Here's a generic O(n*m) solution, where n is the number of records and m is the number of keys. This will only work for valid object keys. You can convert any value to base64 and use that if you need to.

const join = ( keys, ...lists ) =>
    lists.reduce(
        ( res, list ) => {
            list.forEach( ( record ) => {
                let hasNode = keys.reduce(
                    ( idx, key ) => idx && idx[ record[ key ] ],
                    res[ 0 ].tree
                )
                if( hasNode ) {
                    const i = hasNode.i
                    Object.assign( res[ i ].value, record )
                    res[ i ].found++
                } else {
                    let node = keys.reduce( ( idx, key ) => {
                        if( idx[ record[ key ] ] )
                            return idx[ record[ key ] ]
                        else
                            idx[ record[ key ] ] = {}
                        return idx[ record[ key ] ]
                    }, res[ 0 ].tree )
                    node.i = res[ 0 ].i++
                    res[ node.i ] = {
                        found: 1,
                        value: record
                    }
                }
            } )
            return res
        },
        [ { i: 1, tree: {} } ]
         )
         .slice( 1 )
         .filter( node => node.found === lists.length )
         .map( n => n.value )

join( [ 'id', 'name' ], a, b )

This is essentially the same as Blindman67's answer, except that it adds an index object to identify records to join.

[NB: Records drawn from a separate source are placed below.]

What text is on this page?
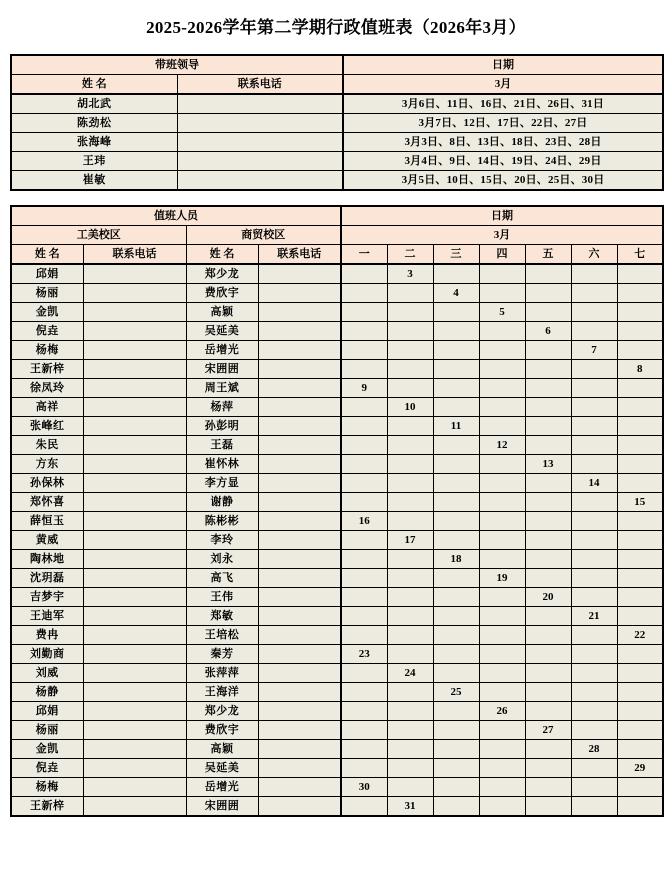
2025-2026学年第二学期行政值班表（2026年3月）
带班领导		日期
姓 名	联系电话	3月
胡北武		3月6日、11日、16日、21日、26日、31日
陈劲松		3月7日、12日、17日、22日、27日
张海峰		3月3日、8日、13日、18日、23日、28日
王玮		3月4日、9日、14日、19日、24日、29日
崔敏		3月5日、10日、15日、20日、25日、30日
值班人员				日期						
工美校区		商贸校区		3月						
姓 名	联系电话	姓 名	联系电话	一	二	三	四	五	六	七
邱娟		郑少龙			3					
杨丽		费欣宇				4				
金凯		高颖					5			
倪垚		吴延美						6		
杨梅		岳增光							7	
王新梓		宋囲囲								8
徐凤玲		周王斌		9						
高祥		杨萍			10					
张峰红		孙彭明				11				
朱民		王磊					12			
方东		崔怀林						13		
孙保林		李方显							14	
郑怀喜		谢静								15
薛恒玉		陈彬彬		16						
黄威		李玲			17					
陶林地		刘永				18				
沈玥磊		高飞					19			
吉梦宇		王伟						20		
王迪军		郑敏							21	
费冉		王培松								22
刘勤商		秦芳		23						
刘威		张萍萍			24					
杨静		王海洋				25				
邱娟		郑少龙					26			
杨丽		费欣宇						27		
金凯		高颖							28	
倪垚		吴延美								29
杨梅		岳增光		30						
王新梓		宋囲囲			31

The records are stored in an array and the index stores the position of the record for the given key set and the number of lists it's been found in.

Each time the same key set is encountered, the node is found in the tree, the element at it's index is updated, and the number of times it's been found is incremented.

finally, the idx object is removed from the array with the slice, any elements that weren't found in each set are removed. This makes it an inner join, you could remove this filter and have a full outer join.

finally each element is mapped to it's value, and you have the merged array.